Son zamanlarda siyaset sahnesi adeta bir atış poligonuna dönmüş durumda. Herkes hedef tahtasına kendi vicdanını yerleştiriyor, kurşunlarını da kamuoyu önünde sıkıyor. Kimi Gazze için gözyaşı döküyor, kimi İsrail'e destek vererek "devlet aklı" dersi veriyor. Biri valizini kendi taşıyor diye alkışlanıyor, diğeri özel uçaktan indiği için eleştiriliyor. Ama sonunda hiçbirinin yaptığı, dünyada akan kanı durdurmuyor.
Ahmet Hakan, Almanya Başbakanı Merz'in Türkiye gezisiyle ilgili bir yazı kaleme almış. "Valizini kendi taşımış, aman da aman!" diyerek alay ediyor ve asıl önemli olanın insanlık olduğunu söylüyor. Haklı bir tespit gibi duruyor; fakat bu cümlelerin de bir süredir aynı sahnede oynanan bir vicdan tiyatrosunun parçasına dönüştüğünü görmek gerekiyor. Çünkü bu çağda kimse artık samimi değil, herkes kendi rolünü oynuyor.

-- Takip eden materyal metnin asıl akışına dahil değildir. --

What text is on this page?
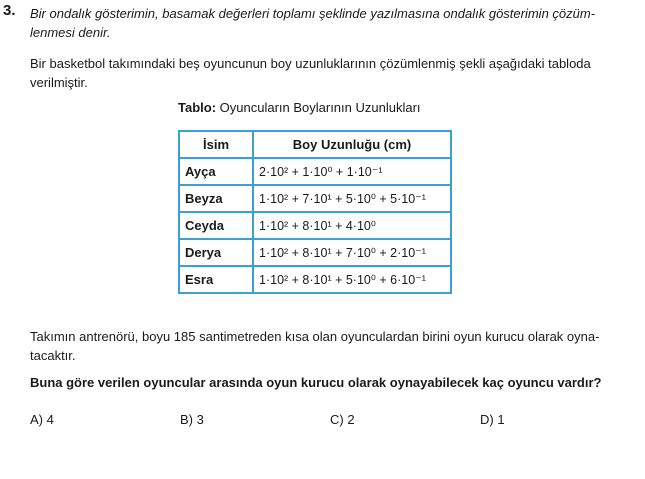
3. Bir ondalık gösterimin, basamak değerleri toplamı şeklinde yazılmasına ondalık gösterimin çözüm-
lenmesi denir.
Bir basketbol takımındaki beş oyuncunun boy uzunluklarının çözümlenmiş şekli aşağıdaki tabloda
verilmiştir.
Tablo: Oyuncuların Boylarının Uzunlukları
İsim	Boy Uzunluğu (cm)
Ayça	2·10² + 1·10⁰ + 1·10⁻¹
Beyza	1·10² + 7·10¹ + 5·10⁰ + 5·10⁻¹
Ceyda	1·10² + 8·10¹ + 4·10⁰
Derya	1·10² + 8·10¹ + 7·10⁰ + 2·10⁻¹
Esra	1·10² + 8·10¹ + 5·10⁰ + 6·10⁻¹
Takımın antrenörü, boyu 185 santimetreden kısa olan oyunculardan birini oyun kurucu olarak oyna-
tacaktır.
Buna göre verilen oyuncular arasında oyun kurucu olarak oynayabilecek kaç oyuncu vardır?
A) 4	B) 3	C) 2	D) 1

Birileri İsrail'e destek açıklaması yapıyor; birileri de Filistin için dua paylaşımı yapıyor. Gazze'de çocuklar açlıktan ölürken, Avrupa'da kahve fincanlarının kenarında "barış" kelimesi süsleniyor. Bir yanda bombalanan evlerin enkazı, diğer yanda diplomatik salonlarda verilen pozlar var. Biri "insanlık için üzülüyorum" diyor, öteki "devlet aklı gereği yanındayız" diyor. Sonuç Yine ölü çocuklar, yine suskun dünya.
Valizini kendi taşımak elbette güzel bir sadeleşme sembolü olabilir. Ama mesele valiz değil, yüklenen sorumluluktur. İnsan kendi valizini taşır ama başkasının acısını taşımıyorsa, o fotoğraf sadece bir pozdan ibarettir. Aynı şekilde, özel uçakla yurt dışı gezilerine giden birisi de, konuşmalarından öteye geçmiyorsa, o da vicdanın değil vitrinin yolcusudur.

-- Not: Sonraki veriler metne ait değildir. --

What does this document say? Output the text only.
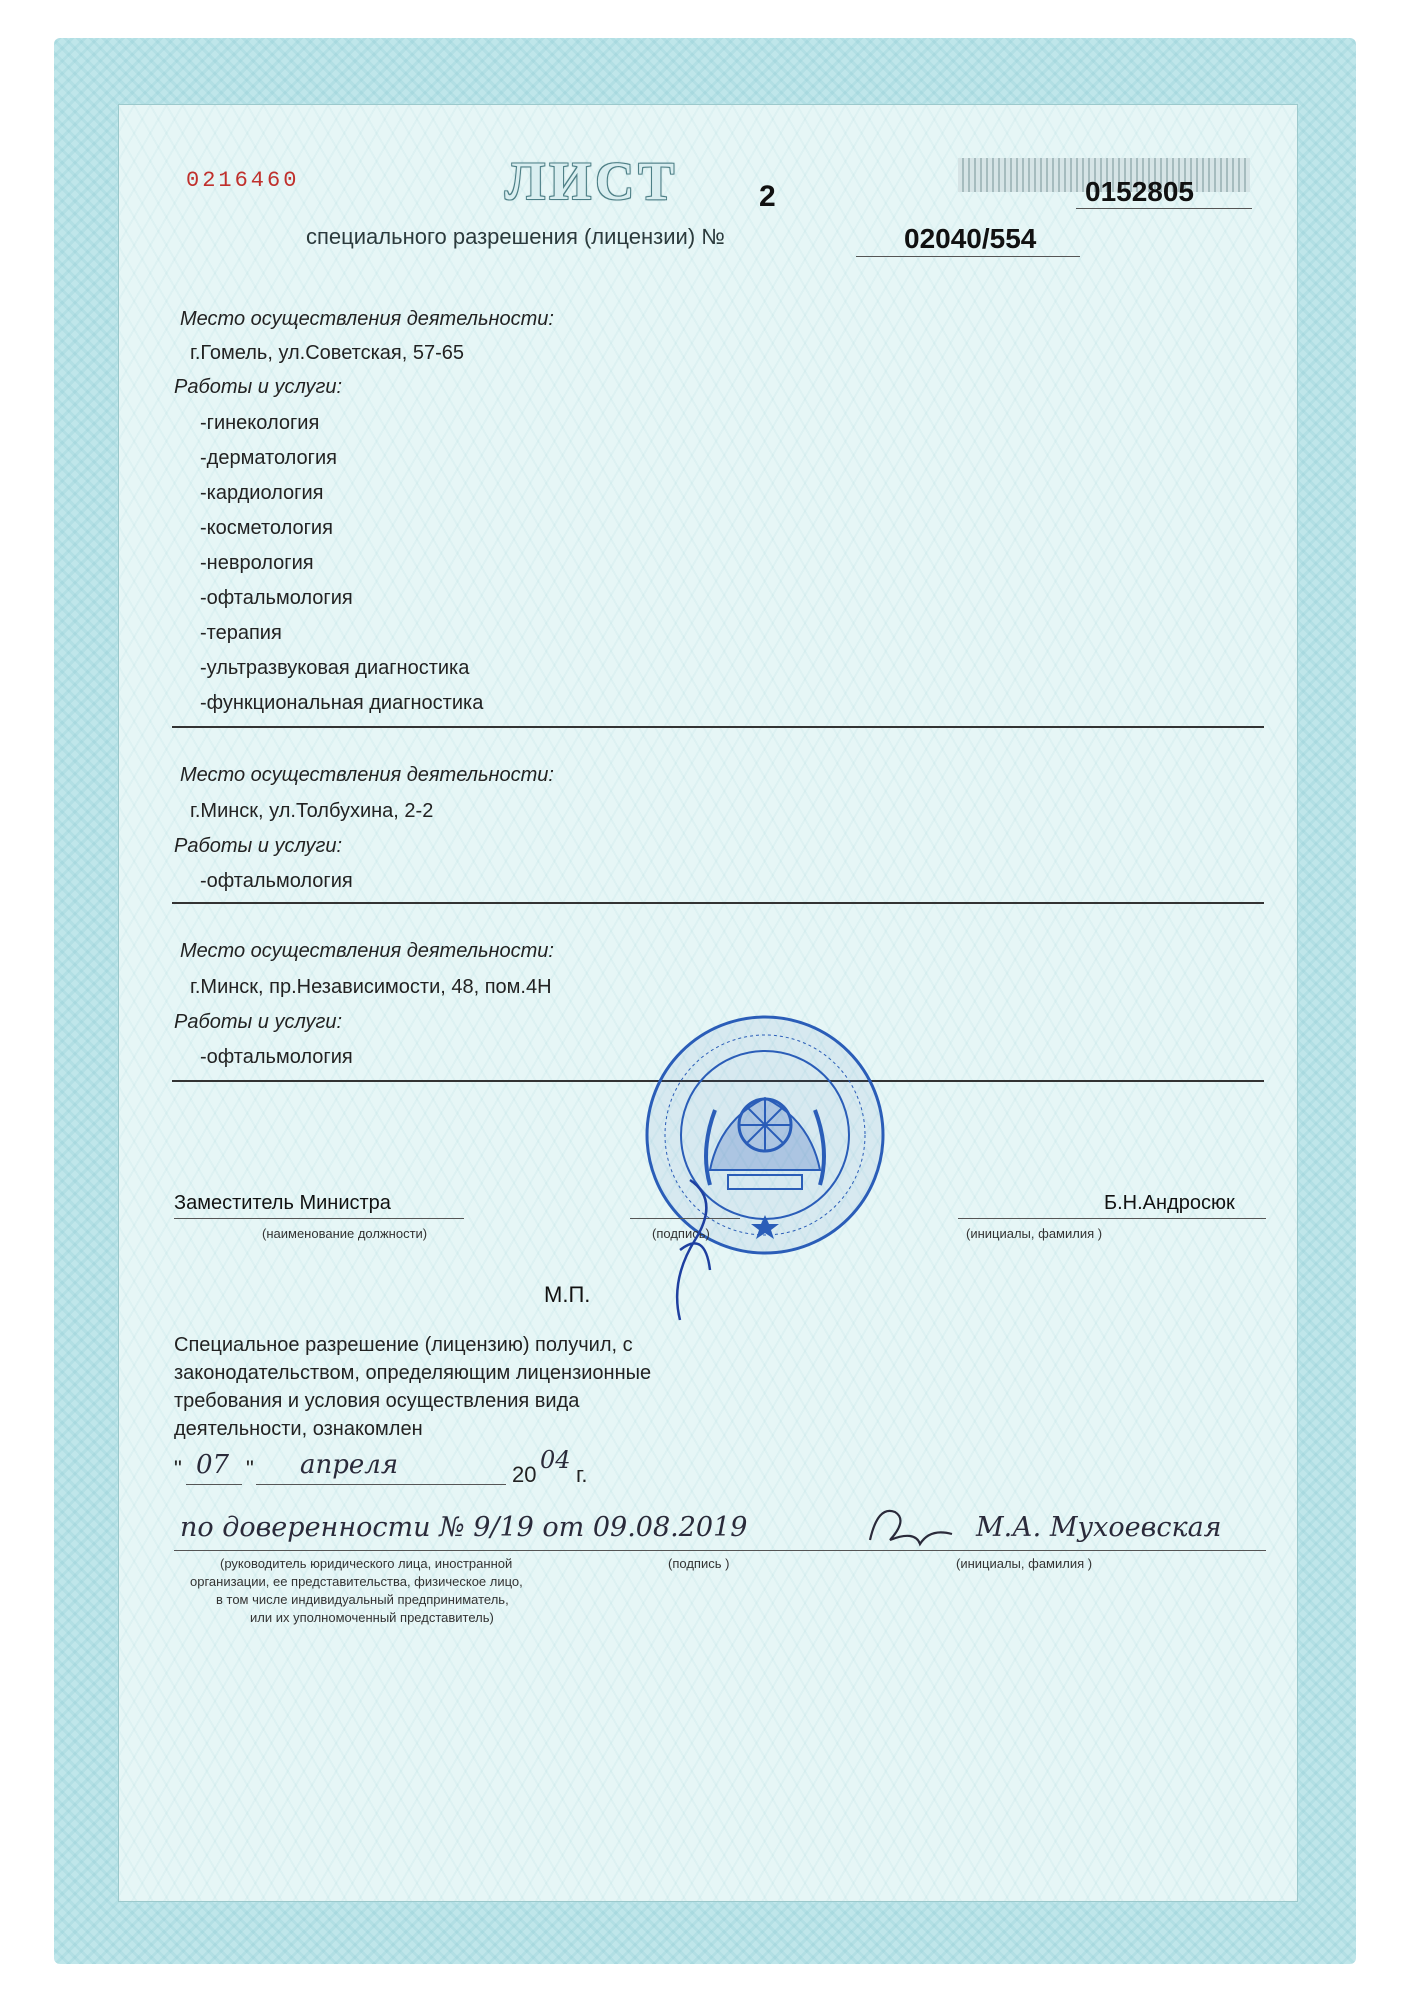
0216460	ЛИСТ	2	0152805
специального разрешения (лицензии) №	02040/554
Место осуществления деятельности:
г.Гомель, ул.Советская, 57-65
Работы и услуги:
-гинекология
-дерматология
-кардиология
-косметология
-неврология
-офтальмология
-терапия
-ультразвуковая диагностика
-функциональная диагностика
Место осуществления деятельности:
г.Минск, ул.Толбухина, 2-2
Работы и услуги:
-офтальмология
Место осуществления деятельности:
г.Минск, пр.Независимости, 48, пом.4Н
Работы и услуги:
-офтальмология
Заместитель Министра
(наименование должности)	(подпись)
Б.Н.Андросюк
(инициалы, фамилия )
М.П.
Специальное разрешение (лицензию) получил, с
законодательством, определяющим лицензионные
требования и условия осуществления вида
деятельности, ознакомлен
" 07 " апреля	20
04
г.
по доверенности № 9/19 от 09.08.2019	М.А. Мухоевская
(руководитель юридического лица, иностранной
организации, ее представительства, физическое лицо,
в том числе индивидуальный предприниматель,
или их уполномоченный представитель)
(подпись )	(инициалы, фамилия )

Bugün siyaset, insanlığın yerine algıyı taşıyor. Kameralar karşısında vicdan konuşuluyor, kuliste ise ticaret hesapları yapılıyor. Herkes doğru tarafı seçtiğini sanıyor; oysa bu oyunda iki taraf da yanlış. Çünkü birinin çıkarı, diğerinin yıkımı üzerine kurulmuş. İsrail'e destek verenin eli kanlıysa, Gazze'ye konuşmalarıyla destek verip de başka hiçbir şey yapmayan, zulmü kendi çıkarına alet edenin eli de temiz sayılmaz.

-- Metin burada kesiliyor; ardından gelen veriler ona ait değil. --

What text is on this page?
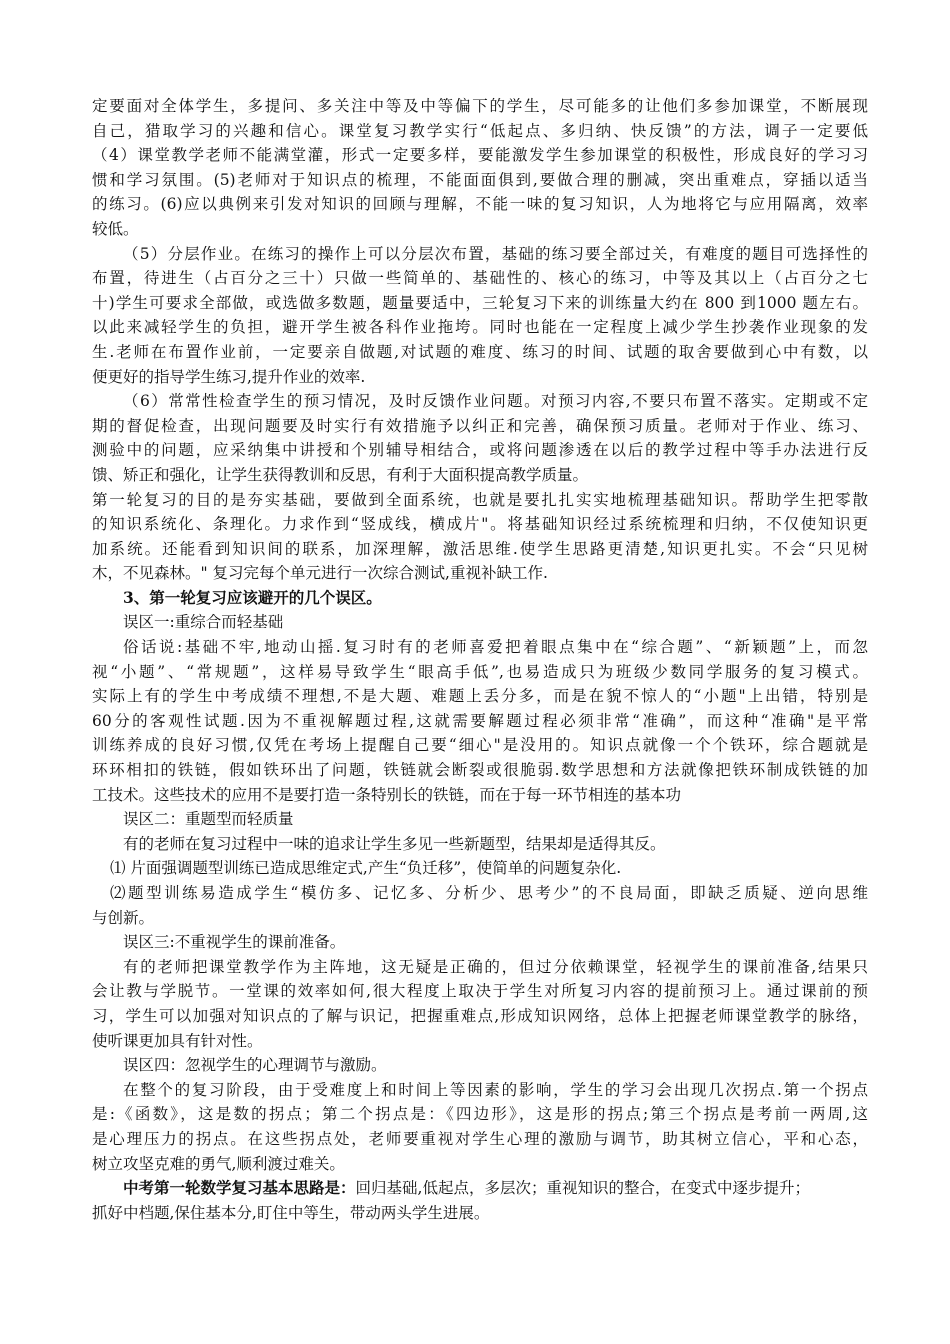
定要面对全体学生，多提问、多关注中等及中等偏下的学生，尽可能多的让他们多参加课堂，不断展现
自己，猎取学习的兴趣和信心。课堂复习教学实行“低起点、多归纳、快反馈”的方法，调子一定要低
（4）课堂教学老师不能满堂灌，形式一定要多样，要能激发学生参加课堂的积极性，形成良好的学习习
惯和学习氛围。(5)老师对于知识点的梳理，不能面面俱到,要做合理的删减，突出重难点，穿插以适当
的练习。(6)应以典例来引发对知识的回顾与理解，不能一味的复习知识，人为地将它与应用隔离，效率
较低。
（5）分层作业。在练习的操作上可以分层次布置，基础的练习要全部过关，有难度的题目可选择性的
布置，待进生（占百分之三十）只做一些简单的、基础性的、核心的练习，中等及其以上（占百分之七
十)学生可要求全部做，或选做多数题，题量要适中，三轮复习下来的训练量大约在 800 到1000 题左右。
以此来减轻学生的负担，避开学生被各科作业拖垮。同时也能在一定程度上减少学生抄袭作业现象的发
生.老师在布置作业前，一定要亲自做题,对试题的难度、练习的时间、试题的取舍要做到心中有数，以
便更好的指导学生练习,提升作业的效率.
（6）常常性检查学生的预习情况，及时反馈作业问题。对预习内容,不要只布置不落实。定期或不定
期的督促检查，出现问题要及时实行有效措施予以纠正和完善，确保预习质量。老师对于作业、练习、
测验中的问题，应采纳集中讲授和个别辅导相结合，或将问题渗透在以后的教学过程中等手办法进行反
馈、矫正和强化，让学生获得教训和反思，有利于大面积提高教学质量。
第一轮复习的目的是夯实基础，要做到全面系统，也就是要扎扎实实地梳理基础知识。帮助学生把零散
的知识系统化、条理化。力求作到“竖成线，横成片"。将基础知识经过系统梳理和归纳，不仅使知识更
加系统。还能看到知识间的联系，加深理解，激活思维.使学生思路更清楚,知识更扎实。不会“只见树
木，不见森林。" 复习完每个单元进行一次综合测试,重视补缺工作.
3、第一轮复习应该避开的几个误区。
误区一:重综合而轻基础
俗话说:基础不牢,地动山摇.复习时有的老师喜爱把着眼点集中在“综合题”、“新颖题”上，而忽
视“小题”、“常规题”，这样易导致学生“眼高手低”,也易造成只为班级少数同学服务的复习模式。
实际上有的学生中考成绩不理想,不是大题、难题上丢分多，而是在貌不惊人的“小题"上出错，特别是
60分的客观性试题.因为不重视解题过程,这就需要解题过程必须非常“准确”，而这种“准确"是平常
训练养成的良好习惯,仅凭在考场上提醒自己要“细心"是没用的。知识点就像一个个铁环，综合题就是
环环相扣的铁链，假如铁环出了问题，铁链就会断裂或很脆弱.数学思想和方法就像把铁环制成铁链的加
工技术。这些技术的应用不是要打造一条特别长的铁链，而在于每一环节相连的基本功
误区二：重题型而轻质量
有的老师在复习过程中一味的追求让学生多见一些新题型，结果却是适得其反。
⑴ 片面强调题型训练已造成思维定式,产生“负迁移”，使简单的问题复杂化.
⑵题型训练易造成学生“模仿多、记忆多、分析少、思考少”的不良局面，即缺乏质疑、逆向思维
与创新。
误区三:不重视学生的课前准备。
有的老师把课堂教学作为主阵地，这无疑是正确的，但过分依赖课堂，轻视学生的课前准备,结果只
会让教与学脱节。一堂课的效率如何,很大程度上取决于学生对所复习内容的提前预习上。通过课前的预
习，学生可以加强对知识点的了解与识记，把握重难点,形成知识网络，总体上把握老师课堂教学的脉络，
使听课更加具有针对性。
误区四：忽视学生的心理调节与激励。
在整个的复习阶段，由于受难度上和时间上等因素的影响，学生的学习会出现几次拐点.第一个拐点
是:《函数》，这是数的拐点；第二个拐点是：《四边形》，这是形的拐点;第三个拐点是考前一两周,这
是心理压力的拐点。在这些拐点处，老师要重视对学生心理的激励与调节，助其树立信心，平和心态，
树立攻坚克难的勇气,顺利渡过难关。
中考第一轮数学复习基本思路是：回归基础,低起点，多层次；重视知识的整合，在变式中逐步提升；
抓好中档题,保住基本分,盯住中等生，带动两头学生进展。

Bir taraf, çocuk katillerini "demokrasi" diye savunuyor; diğer taraf, aynı çocukların acısını siyaset malzemesi yapıyor. Ve her iki kesim de, atış poligonunda hedef tahtasına doğrulttuğu silahın aslında kendi insanlığını vurduğunun farkında değil.
Benim için mesele şu: Kim ne kadar gösterişli olursa olsun, eğer adaletin yanında değilse, insanlığın karşısındadır. Valizini kendi taşıyan da, 30 arabayla konvoy kuran da aynı dünyaya hizmet ediyorsa fark yalnızca görüntüdedir. İnsan olmak ise görüntüyle değil, duruşla ölçülür.